Esto pone de manifiesto que las familias, cada vez más, están experimentando una recuperación económica, algo que también se nota en la mejora de las cifras del paro, que al cierre del segundo trimestre del año se situó por debajo de los cuatro millones de desempleados por primera vez desde 2008. Se espera, además, que esta mejora llegue a todos los hogares y que, además, se cree empleo de más calidad.

Concretamente, uno de cada cuatro españoles considera que su situación laboral a doce meses vista será buena o excelente, mientras que los que tienen una visión pesimista representan apenas el 16%. Sin embargo, casi la mitad no muestra aún muchas expectativas con respecto a su horizonte laboral.

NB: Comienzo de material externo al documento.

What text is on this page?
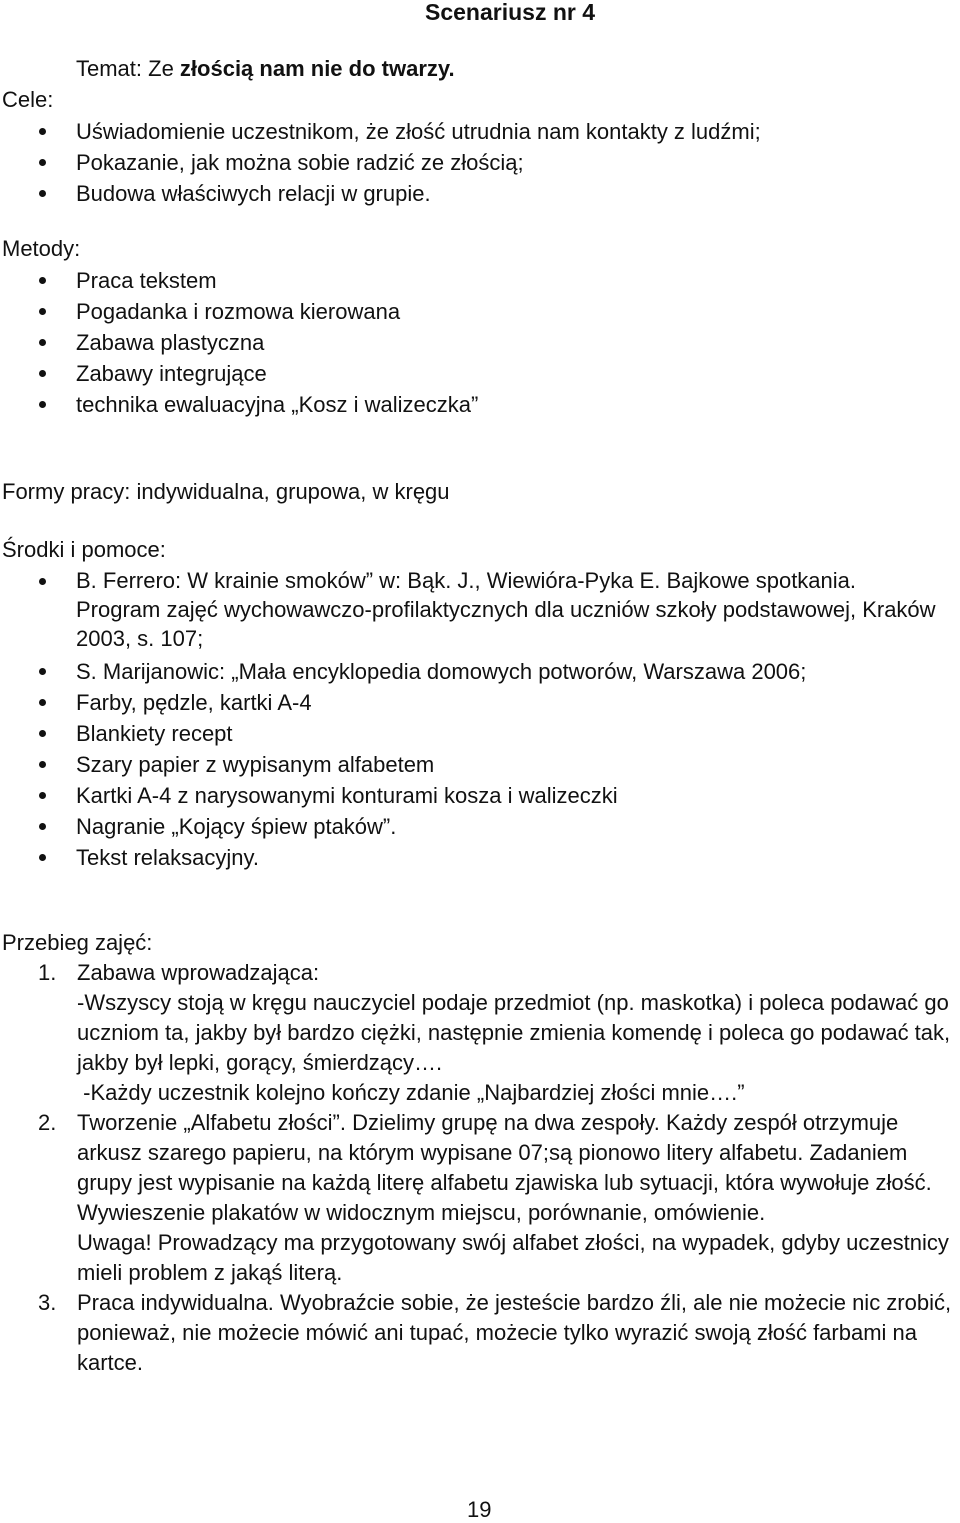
Scenariusz nr 4
Temat: Ze złością nam nie do twarzy.
Cele:
Uświadomienie uczestnikom, że złość utrudnia nam kontakty z ludźmi;
Pokazanie, jak można sobie radzić ze złością;
Budowa właściwych relacji w grupie.
Metody:
Praca tekstem
Pogadanka i rozmowa kierowana
Zabawa plastyczna
Zabawy integrujące
technika ewaluacyjna „Kosz i walizeczka”
Formy pracy: indywidualna, grupowa, w kręgu
Środki i pomoce:
B. Ferrero: W krainie smoków” w: Bąk. J., Wiewióra-Pyka E. Bajkowe spotkania. Program zajęć wychowawczo-profilaktycznych dla uczniów szkoły podstawowej, Kraków 2003, s. 107;
S. Marijanowic: „Mała encyklopedia domowych potworów, Warszawa 2006;
Farby, pędzle, kartki A-4
Blankiety recept
Szary papier z wypisanym alfabetem
Kartki A-4 z narysowanymi konturami kosza i walizeczki
Nagranie „Kojący śpiew ptaków”.
Tekst relaksacyjny.
Przebieg zajęć:
1. Zabawa wprowadzająca:
-Wszyscy stoją w kręgu nauczyciel podaje przedmiot (np. maskotka) i poleca podawać go uczniom ta, jakby był bardzo ciężki, następnie zmienia komendę i poleca go podawać tak, jakby był lepki, gorący, śmierdzący….
-Każdy uczestnik kolejno kończy zdanie „Najbardziej złości mnie….”
2. Tworzenie „Alfabetu złości”. Dzielimy grupę na dwa zespoły. Każdy zespół otrzymuje arkusz szarego papieru, na którym wypisane 07;są pionowo litery alfabetu. Zadaniem grupy jest wypisanie na każdą literę alfabetu zjawiska lub sytuacji, która wywołuje złość. Wywieszenie plakatów w widocznym miejscu, porównanie, omówienie.
Uwaga! Prowadzący ma przygotowany swój alfabet złości, na wypadek, gdyby uczestnicy mieli problem z jakąś literą.
3. Praca indywidualna. Wyobraźcie sobie, że jesteście bardzo źli, ale nie możecie nic zrobić, ponieważ, nie możecie mówić ani tupać, możecie tylko wyrazić swoją złość farbami na kartce.
19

A la vez, destaca que el país se está recuperando poco a poco, ya que el PIB ha recuperado los niveles previos a la crisis.

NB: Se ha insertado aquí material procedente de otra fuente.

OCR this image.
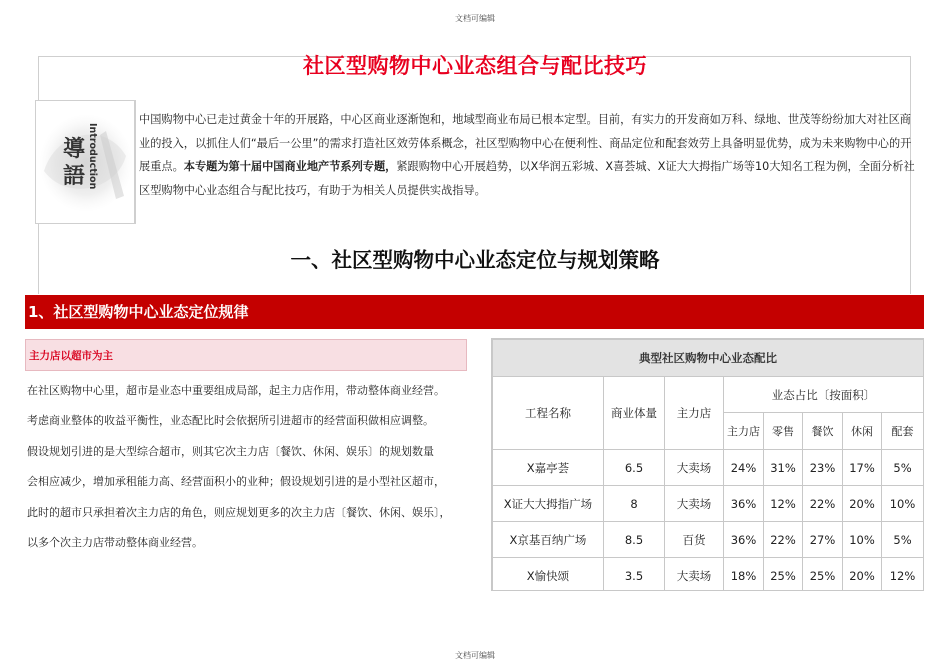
文档可编辑
社区型购物中心业态组合与配比技巧
導
語 Introduction
中国购物中心已走过黄金十年的开展路，中心区商业逐渐饱和，地域型商业布局已根本定型。目前，有实力的开发商如万科、绿地、世茂等纷纷加大对社区商业的投入，以抓住人们“最后一公里”的需求打造社区效劳体系概念，社区型购物中心在便利性、商品定位和配套效劳上具备明显优势，成为未来购物中心的开展重点。本专题为第十届中国商业地产节系列专题，紧跟购物中心开展趋势，以X华润五彩城、X喜荟城、X证大大拇指广场等10大知名工程为例，全面分析社区型购物中心业态组合与配比技巧，有助于为相关人员提供实战指导。
一、社区型购物中心业态定位与规划策略
1、社区型购物中心业态定位规律
主力店以超市为主

在社区购物中心里，超市是业态中重要组成局部，起主力店作用，带动整体商业经营。

考虑商业整体的收益平衡性，业态配比时会依据所引进超市的经营面积做相应调整。

假设规划引进的是大型综合超市，则其它次主力店〔餐饮、休闲、娱乐〕的规划数量

会相应减少，增加承租能力高、经营面积小的业种；假设规划引进的是小型社区超市，

此时的超市只承担着次主力店的角色，则应规划更多的次主力店〔餐饮、休闲、娱乐〕，

以多个次主力店带动整体商业经营。

典型社区购物中心业态配比							
工程名称	商业体量	主力店	业态占比〔按面积〕				
			主力店	零售	餐饮	休闲	配套
X嘉亭荟	6.5	大卖场	24%	31%	23%	17%	5%
X证大大拇指广场	8	大卖场	36%	12%	22%	20%	10%
X京基百纳广场	8.5	百货	36%	22%	27%	10%	5%
X愉快颂	3.5	大卖场	18%	25%	25%	20%	12%
文档可编辑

Por su parte, el Fondo Monetario Internacional (FMI) elevó un 0,5%, hasta el 3,1%, sus perspectivas de crecimiento para 2017,algo que implica que España se pueda convertir en el país avanzado que más crece por cuarto ejercicio consecutivo, etc.

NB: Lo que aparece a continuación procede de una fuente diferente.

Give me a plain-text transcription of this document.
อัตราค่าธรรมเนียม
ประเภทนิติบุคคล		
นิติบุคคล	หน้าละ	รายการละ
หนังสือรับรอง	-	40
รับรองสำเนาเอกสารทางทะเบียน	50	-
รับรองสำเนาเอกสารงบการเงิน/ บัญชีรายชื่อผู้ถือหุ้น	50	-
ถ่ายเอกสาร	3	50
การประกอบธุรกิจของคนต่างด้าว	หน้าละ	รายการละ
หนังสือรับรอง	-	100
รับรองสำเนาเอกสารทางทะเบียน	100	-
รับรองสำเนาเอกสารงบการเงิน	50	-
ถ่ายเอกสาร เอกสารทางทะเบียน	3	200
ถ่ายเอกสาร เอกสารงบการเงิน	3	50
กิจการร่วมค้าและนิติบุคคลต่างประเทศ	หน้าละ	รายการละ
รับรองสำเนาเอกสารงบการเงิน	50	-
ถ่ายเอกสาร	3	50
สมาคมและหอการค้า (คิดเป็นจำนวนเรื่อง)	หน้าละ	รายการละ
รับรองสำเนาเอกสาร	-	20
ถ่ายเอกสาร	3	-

Por ello, gracias a estas cifras, los españoles se muestran más tranquilos respecto a sus finanzas personales, ya que más de la mitad ve con optimismo el estado de su tesorería doméstica de aquí a un año. Destaca también que el porcentaje de consumidores que piensa que el país ya no está en recesión ha escalado 12 puntos porcentuales, pasando de un 24% a finales de 2016 a un 36% en la actualidad.

En cuanto a las principales preocupaciones, el empleo sigue siendo el tema que más quita el sueño a los españoles. Así, uno de cada tres españoles lo ha destacado, seguido del terrorismo (29%), aunque es cierto que este estudio es previo a los trágicos acontecimientos que tuvieron lugar a mediados de agosto en Barcelona.

Además, un 70% cambió sus hábitos de gasto en el último año para ahorrar más y hacer frente a la situación económica del país. En este sentido, los recortes en la factura de la luz y del gas, por un lado, y el ocio fuera de casa, por otro, son los principales tijeretazos que aplican los españoles en su economía doméstica, ya que más de la mitad pone en marcha ambas medidas como medida de ahorro. Además, un 49% reconoce gastar también menos en ropa nueva.

Por el contrario, y una vez el consumidor sienta que la situación económica mejora, apenas seguirá metiendo la tijera al ocio fuera de casa, sino que continuará intentando ahorrar con la luz o el gas (un 44%). En cambio, apenas un 19% seguirá restringiendo sus salidas.

El mercado tiene dos grandes ejes de crecimiento en estos momentos, los precios y la confianza. Para tener esa confianza es vital el empleo, que nos alienta para salir y comprar más, incluso en un contexto de subida de precios. Y esto da pie a un tercer posible e importante eje de crecimiento, la revalorización de la oferta. Estamos en el mejor escenario de la última década para el consumo y hay que ser ágiles para aprovechar esta buena dinámica incipiente“, ha explicado el Director General de Nielsen Iberia, Gustavo Núñez.